Leitlinien beschreiben, nach welchen Prinzipien eine bestimmte Erkrankung behandelt werden soll. Sie sollen einfach, aber auch umfassend sein. Sie sollen Informationen zu Diagnostik, Indikation, Kontraindikation, zur kurativen Therapie,
Rehabilitation sowie Prävention enthalten.
Deswegen müssen die Entscheidungsfreiheit des Therapeuten und die individuelle
Behandlung des Patienten aber nicht verloren gehen.
Leitlinien „erfinden“ keine erfolgreichen Wege. Sie machen sie sichtbar. Es sind keine Richtlinien, sondern Empfehlungen.
Außerdem schreiben sie keine Methoden vor, sondern empfehlen Wirkprinzipien.
Leitlinien sind eine wichtiger Teil der sogenannten Evidenzbasierten Medizin.
Evidenz (lat. evidentia = Augenscheinlichkeit ) bedeutet umgangssprachlich: Augenschein, Offenkundigkeit, völlige Klarheit. „Evident“ bedeutet, dass etwas nicht weiter hinterfragt werden muss.
Im Zusammenhang der Evidenzbasierten Medizin hat der Begriff Evidenz folgende Bedeutung.
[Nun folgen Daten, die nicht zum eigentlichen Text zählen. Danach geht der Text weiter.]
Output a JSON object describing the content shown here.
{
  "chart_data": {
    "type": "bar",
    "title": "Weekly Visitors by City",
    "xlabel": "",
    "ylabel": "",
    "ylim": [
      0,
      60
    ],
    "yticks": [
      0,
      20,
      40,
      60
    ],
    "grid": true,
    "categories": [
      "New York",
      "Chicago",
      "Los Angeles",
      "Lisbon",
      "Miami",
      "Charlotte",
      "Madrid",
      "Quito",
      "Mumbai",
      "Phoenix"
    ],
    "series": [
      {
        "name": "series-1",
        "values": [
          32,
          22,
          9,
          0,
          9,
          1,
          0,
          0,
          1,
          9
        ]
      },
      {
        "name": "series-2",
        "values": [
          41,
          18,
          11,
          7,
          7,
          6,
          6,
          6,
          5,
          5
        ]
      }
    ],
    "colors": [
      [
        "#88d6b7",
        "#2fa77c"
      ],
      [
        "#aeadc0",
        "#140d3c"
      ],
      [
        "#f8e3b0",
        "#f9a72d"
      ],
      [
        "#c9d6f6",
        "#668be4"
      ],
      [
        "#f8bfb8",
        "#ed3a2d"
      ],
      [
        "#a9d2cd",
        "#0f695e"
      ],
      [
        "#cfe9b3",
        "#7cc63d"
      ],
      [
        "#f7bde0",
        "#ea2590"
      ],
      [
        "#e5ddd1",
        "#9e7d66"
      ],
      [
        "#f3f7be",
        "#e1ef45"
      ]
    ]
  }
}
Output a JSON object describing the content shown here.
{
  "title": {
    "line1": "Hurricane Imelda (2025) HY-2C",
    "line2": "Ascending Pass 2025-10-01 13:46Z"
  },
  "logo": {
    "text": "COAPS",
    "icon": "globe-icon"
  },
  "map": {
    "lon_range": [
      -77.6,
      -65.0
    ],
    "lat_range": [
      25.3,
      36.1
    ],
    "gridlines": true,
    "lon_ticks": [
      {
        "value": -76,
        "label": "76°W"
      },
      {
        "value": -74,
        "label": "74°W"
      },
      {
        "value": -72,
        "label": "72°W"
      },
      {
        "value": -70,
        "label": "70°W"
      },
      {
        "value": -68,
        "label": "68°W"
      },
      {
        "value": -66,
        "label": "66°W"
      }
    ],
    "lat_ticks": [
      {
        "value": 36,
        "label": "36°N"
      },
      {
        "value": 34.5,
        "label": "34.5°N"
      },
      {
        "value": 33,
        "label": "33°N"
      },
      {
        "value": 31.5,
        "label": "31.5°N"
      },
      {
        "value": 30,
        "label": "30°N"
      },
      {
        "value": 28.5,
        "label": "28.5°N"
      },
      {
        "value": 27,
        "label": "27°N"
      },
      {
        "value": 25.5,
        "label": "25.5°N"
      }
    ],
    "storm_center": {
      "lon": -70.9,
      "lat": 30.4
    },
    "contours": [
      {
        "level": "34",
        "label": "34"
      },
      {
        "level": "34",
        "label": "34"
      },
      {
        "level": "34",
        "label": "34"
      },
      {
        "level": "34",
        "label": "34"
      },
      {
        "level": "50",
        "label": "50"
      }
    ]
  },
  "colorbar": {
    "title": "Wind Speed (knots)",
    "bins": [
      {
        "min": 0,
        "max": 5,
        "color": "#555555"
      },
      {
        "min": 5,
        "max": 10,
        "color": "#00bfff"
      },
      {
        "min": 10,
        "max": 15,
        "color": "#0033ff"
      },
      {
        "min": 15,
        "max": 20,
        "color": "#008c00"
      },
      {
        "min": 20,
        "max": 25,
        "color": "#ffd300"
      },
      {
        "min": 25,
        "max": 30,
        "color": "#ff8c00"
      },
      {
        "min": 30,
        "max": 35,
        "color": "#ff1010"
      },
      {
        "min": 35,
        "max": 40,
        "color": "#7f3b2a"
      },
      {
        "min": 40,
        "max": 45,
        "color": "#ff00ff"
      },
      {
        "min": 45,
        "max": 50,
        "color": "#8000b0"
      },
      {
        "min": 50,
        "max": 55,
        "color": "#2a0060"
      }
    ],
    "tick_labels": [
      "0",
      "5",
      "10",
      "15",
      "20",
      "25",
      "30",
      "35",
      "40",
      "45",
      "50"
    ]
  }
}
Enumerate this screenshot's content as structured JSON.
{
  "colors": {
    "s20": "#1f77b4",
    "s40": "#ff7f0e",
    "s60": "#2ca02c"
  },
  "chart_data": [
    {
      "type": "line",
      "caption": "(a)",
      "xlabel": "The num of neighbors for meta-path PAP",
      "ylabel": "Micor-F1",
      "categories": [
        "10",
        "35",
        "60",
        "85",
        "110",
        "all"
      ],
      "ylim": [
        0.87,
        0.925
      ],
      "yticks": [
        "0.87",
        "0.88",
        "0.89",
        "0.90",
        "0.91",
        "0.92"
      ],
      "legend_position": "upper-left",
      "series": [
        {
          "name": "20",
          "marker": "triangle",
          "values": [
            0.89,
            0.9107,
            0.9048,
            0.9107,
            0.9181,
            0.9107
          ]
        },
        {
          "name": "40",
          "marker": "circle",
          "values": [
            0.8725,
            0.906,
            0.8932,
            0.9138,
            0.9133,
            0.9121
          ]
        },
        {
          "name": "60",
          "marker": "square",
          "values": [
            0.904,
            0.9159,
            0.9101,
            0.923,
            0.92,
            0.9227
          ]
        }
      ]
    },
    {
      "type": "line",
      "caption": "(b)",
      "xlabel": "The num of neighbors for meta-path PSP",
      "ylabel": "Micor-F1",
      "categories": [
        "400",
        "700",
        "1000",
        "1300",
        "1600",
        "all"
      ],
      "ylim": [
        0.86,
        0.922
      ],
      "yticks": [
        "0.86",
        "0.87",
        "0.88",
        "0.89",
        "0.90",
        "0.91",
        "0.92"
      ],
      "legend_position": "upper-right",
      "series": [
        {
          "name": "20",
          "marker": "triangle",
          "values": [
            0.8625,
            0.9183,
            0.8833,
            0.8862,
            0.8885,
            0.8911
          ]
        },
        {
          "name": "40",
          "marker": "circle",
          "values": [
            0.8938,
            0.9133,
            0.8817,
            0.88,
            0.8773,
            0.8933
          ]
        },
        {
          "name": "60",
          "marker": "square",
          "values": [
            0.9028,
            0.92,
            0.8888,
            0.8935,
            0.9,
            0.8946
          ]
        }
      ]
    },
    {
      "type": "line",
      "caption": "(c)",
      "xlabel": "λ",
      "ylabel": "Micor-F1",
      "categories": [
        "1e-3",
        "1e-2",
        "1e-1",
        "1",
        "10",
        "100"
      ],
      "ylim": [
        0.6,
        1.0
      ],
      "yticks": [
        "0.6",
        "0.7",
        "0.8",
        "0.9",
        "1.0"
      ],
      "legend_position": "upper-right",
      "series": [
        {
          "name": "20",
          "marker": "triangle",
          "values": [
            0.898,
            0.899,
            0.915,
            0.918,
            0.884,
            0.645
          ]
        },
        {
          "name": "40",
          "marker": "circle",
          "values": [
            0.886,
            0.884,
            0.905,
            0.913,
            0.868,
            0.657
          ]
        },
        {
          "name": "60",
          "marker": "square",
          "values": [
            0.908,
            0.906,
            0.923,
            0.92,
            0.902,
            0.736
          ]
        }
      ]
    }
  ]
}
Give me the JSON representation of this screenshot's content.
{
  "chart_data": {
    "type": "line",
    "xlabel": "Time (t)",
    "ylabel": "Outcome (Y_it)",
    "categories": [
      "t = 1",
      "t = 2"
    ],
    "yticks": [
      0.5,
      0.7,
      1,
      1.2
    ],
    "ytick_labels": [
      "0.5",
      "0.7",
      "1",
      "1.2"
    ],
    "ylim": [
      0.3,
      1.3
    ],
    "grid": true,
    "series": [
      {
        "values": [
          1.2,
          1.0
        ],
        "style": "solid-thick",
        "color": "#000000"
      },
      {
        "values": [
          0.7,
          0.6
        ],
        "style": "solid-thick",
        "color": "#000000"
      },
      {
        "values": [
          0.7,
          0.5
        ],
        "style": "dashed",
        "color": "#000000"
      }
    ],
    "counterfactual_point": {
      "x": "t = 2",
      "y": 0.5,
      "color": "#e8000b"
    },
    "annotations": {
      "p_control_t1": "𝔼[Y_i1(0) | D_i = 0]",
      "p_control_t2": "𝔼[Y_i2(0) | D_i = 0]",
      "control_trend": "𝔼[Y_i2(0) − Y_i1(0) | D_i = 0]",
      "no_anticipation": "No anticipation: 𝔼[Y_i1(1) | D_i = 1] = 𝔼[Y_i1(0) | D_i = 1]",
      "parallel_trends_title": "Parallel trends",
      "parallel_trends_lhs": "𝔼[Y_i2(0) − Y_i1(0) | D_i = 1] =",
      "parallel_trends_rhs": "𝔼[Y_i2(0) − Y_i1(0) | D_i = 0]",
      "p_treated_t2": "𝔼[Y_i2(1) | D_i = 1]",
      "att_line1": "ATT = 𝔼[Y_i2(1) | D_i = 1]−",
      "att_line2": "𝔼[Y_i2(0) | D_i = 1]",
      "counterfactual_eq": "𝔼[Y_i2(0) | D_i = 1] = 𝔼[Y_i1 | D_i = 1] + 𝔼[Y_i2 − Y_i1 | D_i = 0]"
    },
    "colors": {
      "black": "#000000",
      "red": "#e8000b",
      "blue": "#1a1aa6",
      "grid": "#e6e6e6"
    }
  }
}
Hier leitet er sich vom englischen Wort "evidence" (= Aussage, Zeugnis, Beweis, Ergebnis, Unterlage, Beleg) ab und bezieht sich auf die Informationen aus wissenschaftlichen Studien und systematisch zusammengetragenen klinischen Erfahrungen, die einen Sachverhalt erhärten oder widerlegen.
(Deutsches Netzwerk Evidenzbasierte Medizin e.V.)
Demnach ist Evidenzbasierte Medizin (EbM = beweisgestützte Medizin) der gewissenhafte, ausdrückliche und vernünftige Gebrauch der gegenwärtig besten externen, wissenschaftlichen Evidenz für Entscheidungen in der medizinischen Versorgung individueller Patienten.
Jede Entscheidung über Diagnose oder Therapie treffen wir auf der Basis
des besten vorhandenen Erkenntnisstandes.